Guatemala Update: Candidate Mulet Accuses the Ruling Party

Social Democrat candidate Sandra Torres, who leads the polls on voting intention, denounced this Sunday that the ruling party was buying votes in the Guatemalan elections.  

After voting in the Valle Verde School in Guatemala City, Torres told the press that "the official party cannot give gifts or buy votes because we have complaints that they are buying votes" with the distribution of food.

During the day, there have also been reports of voter harassment, pressure against voters, and intimidation by the police.

Agents of the National Civil Police of Guatemala have used tear gas in the municipality of San José del Golfo, where since Saturday there have been disturbances preventing the start of voting.

The altercations began with the arrival of electoral personnel, who were forced by a group of people to get off the buses, sprayed with gasoline, and threatened to set them on fire.
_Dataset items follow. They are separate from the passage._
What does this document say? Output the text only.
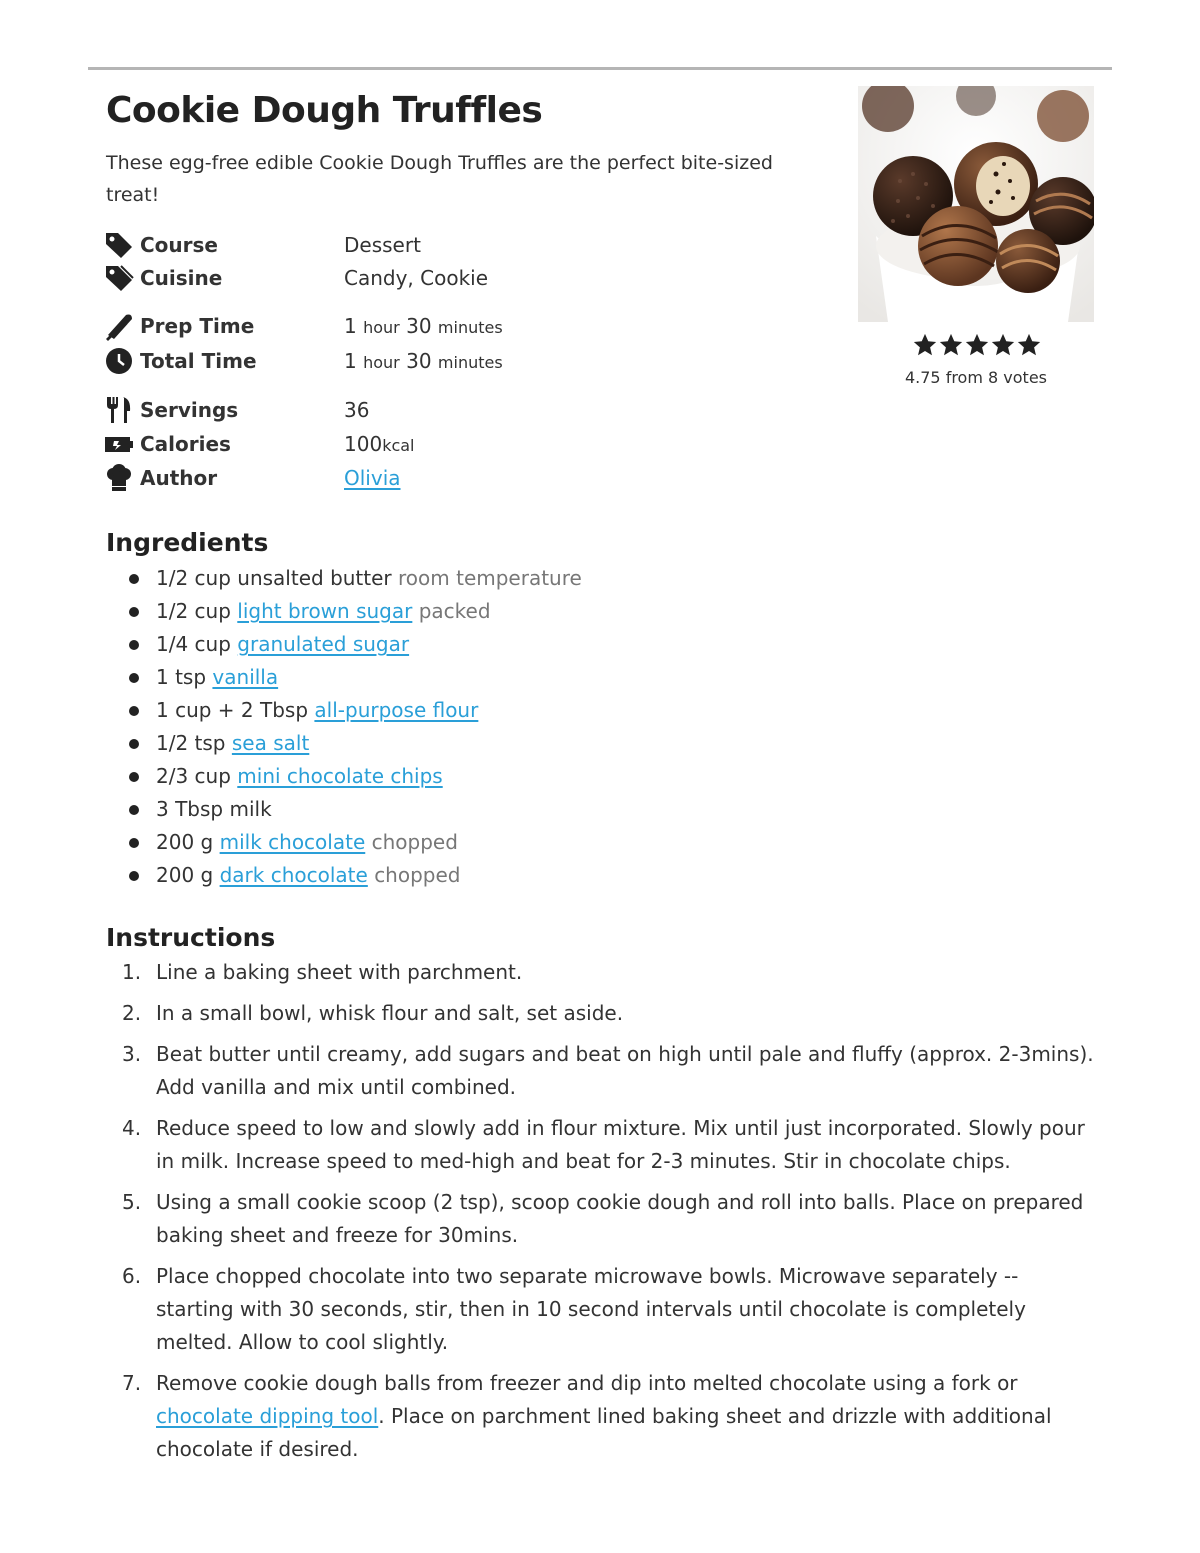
Cookie Dough Truffles
These egg-free edible Cookie Dough Truffles are the perfect bite-sized treat!
Course	Dessert
Cuisine	Candy, Cookie
Prep Time	1 hour 30 minutes
Total Time	1 hour 30 minutes
Servings	36
Calories	100kcal
Author	Olivia
4.75 from 8 votes
Ingredients
1/2 cup unsalted butter room temperature
1/2 cup light brown sugar packed
1/4 cup granulated sugar
1 tsp vanilla
1 cup + 2 Tbsp all-purpose flour
1/2 tsp sea salt
2/3 cup mini chocolate chips
3 Tbsp milk
200 g milk chocolate chopped
200 g dark chocolate chopped
Instructions
1. Line a baking sheet with parchment.
2. In a small bowl, whisk flour and salt, set aside.
3. Beat butter until creamy, add sugars and beat on high until pale and fluffy (approx. 2-3mins). Add vanilla and mix until combined.
4. Reduce speed to low and slowly add in flour mixture. Mix until just incorporated. Slowly pour in milk. Increase speed to med-high and beat for 2-3 minutes. Stir in chocolate chips.
5. Using a small cookie scoop (2 tsp), scoop cookie dough and roll into balls. Place on prepared baking sheet and freeze for 30mins.
6. Place chopped chocolate into two separate microwave bowls. Microwave separately -- starting with 30 seconds, stir, then in 10 second intervals until chocolate is completely melted. Allow to cool slightly.
7. Remove cookie dough balls from freezer and dip into melted chocolate using a fork or chocolate dipping tool. Place on parchment lined baking sheet and drizzle with additional chocolate if desired.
Neighbors denounced the alleged harassment of voters  in the municipality. 

The TSE president denounced the problems with the opening of four voting centers in San Jose del Golfo, where, according to the official, the ballot boxes were placed in alternative locations so that "citizens can arrive freely and with the feeling that everything is fine."

For their part, members of the Municipal Electoral Board (JEM) of the Malacatán municipality, in the department of San Marcos, denounced having received death threats via telephone. "We were threatened with death by telephone, and we have resigned for fear of an attempt on our lives," said the entity in a communiqué. They demanded that "security measures be reinforced" for the people in charge of receiving the votes and guaranteeing the transparency of the elections.

Guatemalan security forces announced this week the deployment of more than 68,000 police and military agents to guarantee security during the elections.